Il était important pour moi de reprendre avec Pierre-Hugues quand il allait revenir, c'était ce qui était prévu et j'essaie de rester fidèle à ce que je dis. Ce que je souhaite c'est qu'il fasse une grande année avec Melzer, parce que je pense que cela peut être une super équipe et que c'est un partenaire fantastique. Après, je ne sais pas trop quoi dire.

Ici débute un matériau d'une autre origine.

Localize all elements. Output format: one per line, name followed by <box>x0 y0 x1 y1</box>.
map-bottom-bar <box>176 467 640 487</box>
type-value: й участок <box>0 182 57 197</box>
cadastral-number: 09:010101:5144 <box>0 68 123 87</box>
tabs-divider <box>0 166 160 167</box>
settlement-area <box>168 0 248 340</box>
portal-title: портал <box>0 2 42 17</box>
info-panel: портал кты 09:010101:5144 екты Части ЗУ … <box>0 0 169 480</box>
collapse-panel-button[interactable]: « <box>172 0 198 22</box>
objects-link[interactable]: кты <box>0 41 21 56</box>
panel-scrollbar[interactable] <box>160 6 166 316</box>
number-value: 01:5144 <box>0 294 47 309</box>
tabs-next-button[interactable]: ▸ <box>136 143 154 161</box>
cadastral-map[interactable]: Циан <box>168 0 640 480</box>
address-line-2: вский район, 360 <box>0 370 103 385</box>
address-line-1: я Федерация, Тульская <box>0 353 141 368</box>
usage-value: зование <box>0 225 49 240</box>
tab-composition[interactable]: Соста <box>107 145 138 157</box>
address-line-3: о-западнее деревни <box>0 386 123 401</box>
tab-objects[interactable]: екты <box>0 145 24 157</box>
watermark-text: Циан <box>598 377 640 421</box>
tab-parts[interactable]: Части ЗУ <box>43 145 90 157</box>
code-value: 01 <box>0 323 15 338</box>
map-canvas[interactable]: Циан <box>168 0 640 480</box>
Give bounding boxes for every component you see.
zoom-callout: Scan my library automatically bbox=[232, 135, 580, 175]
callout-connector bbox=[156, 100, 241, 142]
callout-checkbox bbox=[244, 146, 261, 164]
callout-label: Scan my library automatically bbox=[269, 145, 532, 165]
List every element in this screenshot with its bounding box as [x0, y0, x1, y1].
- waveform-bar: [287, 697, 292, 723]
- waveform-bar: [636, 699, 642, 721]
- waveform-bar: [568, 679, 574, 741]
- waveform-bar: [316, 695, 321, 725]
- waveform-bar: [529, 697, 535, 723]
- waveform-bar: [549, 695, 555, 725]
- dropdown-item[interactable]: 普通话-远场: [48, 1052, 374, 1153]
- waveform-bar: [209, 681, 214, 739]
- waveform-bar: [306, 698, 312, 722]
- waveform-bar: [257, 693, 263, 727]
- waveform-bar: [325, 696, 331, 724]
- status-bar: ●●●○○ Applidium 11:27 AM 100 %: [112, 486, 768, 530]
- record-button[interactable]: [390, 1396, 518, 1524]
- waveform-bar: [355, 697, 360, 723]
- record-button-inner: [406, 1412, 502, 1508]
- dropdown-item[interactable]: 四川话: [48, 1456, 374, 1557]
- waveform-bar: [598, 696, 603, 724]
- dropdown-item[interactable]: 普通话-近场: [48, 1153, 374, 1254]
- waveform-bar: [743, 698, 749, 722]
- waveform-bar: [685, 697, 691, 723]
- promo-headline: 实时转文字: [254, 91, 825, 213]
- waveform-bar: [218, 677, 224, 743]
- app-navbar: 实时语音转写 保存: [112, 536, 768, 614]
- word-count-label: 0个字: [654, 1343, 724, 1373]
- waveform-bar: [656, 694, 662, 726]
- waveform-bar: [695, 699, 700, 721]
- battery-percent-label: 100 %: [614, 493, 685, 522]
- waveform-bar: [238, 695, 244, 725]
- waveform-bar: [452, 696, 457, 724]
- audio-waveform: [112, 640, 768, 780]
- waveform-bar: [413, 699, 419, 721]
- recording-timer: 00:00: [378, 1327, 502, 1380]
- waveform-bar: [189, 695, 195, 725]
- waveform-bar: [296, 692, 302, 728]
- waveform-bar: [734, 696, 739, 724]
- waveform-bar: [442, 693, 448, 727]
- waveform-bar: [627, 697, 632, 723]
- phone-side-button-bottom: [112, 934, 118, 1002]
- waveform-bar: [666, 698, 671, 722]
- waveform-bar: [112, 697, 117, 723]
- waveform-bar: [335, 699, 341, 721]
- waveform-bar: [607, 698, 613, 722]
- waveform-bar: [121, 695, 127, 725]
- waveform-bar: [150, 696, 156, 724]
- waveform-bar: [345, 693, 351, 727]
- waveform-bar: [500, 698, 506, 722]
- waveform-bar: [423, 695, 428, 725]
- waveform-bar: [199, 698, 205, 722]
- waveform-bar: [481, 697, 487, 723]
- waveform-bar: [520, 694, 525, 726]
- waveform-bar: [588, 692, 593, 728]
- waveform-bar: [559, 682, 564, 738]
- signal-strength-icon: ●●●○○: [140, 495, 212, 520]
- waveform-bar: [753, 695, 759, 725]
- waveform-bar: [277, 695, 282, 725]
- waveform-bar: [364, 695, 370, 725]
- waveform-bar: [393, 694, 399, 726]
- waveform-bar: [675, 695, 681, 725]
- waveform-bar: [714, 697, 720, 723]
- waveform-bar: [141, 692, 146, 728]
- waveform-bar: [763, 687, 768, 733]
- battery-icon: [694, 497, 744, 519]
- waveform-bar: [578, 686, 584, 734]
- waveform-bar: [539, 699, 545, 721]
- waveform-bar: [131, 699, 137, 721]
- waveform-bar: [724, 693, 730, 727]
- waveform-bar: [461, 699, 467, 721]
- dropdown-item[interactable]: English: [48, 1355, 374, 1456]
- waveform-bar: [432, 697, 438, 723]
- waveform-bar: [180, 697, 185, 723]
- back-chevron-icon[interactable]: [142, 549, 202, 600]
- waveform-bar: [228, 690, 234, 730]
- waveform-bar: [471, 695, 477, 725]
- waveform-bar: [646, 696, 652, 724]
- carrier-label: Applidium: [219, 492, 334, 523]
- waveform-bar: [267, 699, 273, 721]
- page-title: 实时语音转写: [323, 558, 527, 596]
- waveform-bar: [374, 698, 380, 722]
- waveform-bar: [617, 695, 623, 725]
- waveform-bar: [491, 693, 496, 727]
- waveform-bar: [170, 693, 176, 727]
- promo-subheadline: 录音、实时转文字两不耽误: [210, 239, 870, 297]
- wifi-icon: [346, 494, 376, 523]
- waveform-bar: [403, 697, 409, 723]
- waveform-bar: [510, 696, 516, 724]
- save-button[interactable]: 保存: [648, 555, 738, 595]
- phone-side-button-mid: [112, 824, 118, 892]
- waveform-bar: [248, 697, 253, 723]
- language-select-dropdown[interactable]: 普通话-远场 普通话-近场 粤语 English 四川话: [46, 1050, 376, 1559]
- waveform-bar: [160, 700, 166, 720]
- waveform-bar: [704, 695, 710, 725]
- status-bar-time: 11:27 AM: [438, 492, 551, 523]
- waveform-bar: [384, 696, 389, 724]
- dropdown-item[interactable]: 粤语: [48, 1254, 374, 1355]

Pour revenir sur la Coupe Davis, Jo-Wilfried Tsonga nous disait vendredi soir qu'il avait envie de donner une chance à cette nouvelle formule. Dans quel état d'esprit êtes-vous tous les deux avant cette phase finale ?

Nicolas Mahut.- Dans l'état d'esprit de donner le maximum pour l'équipe de France. On ne va pas rouvrir le débat sur ce nouveau format. Vous savez quelle était notre position. J'aurais aimé qu’on change de nom et de trophée. Mais cela reste l'équipe de France et bien sûr que si le public est présent, cela peut être une compétition fantastique à jouer. Ce ne sera pas la Coupe Davis mais cela peut être fantastique. A partir du moment où on a le « France » dans le dos, on a envie de tout donner pour la gagner et vivre des moments incroyables avec nos partenaires, avec le capitaine, avec les supporters et on espère aller le plus loin possible et gagner cette compétition.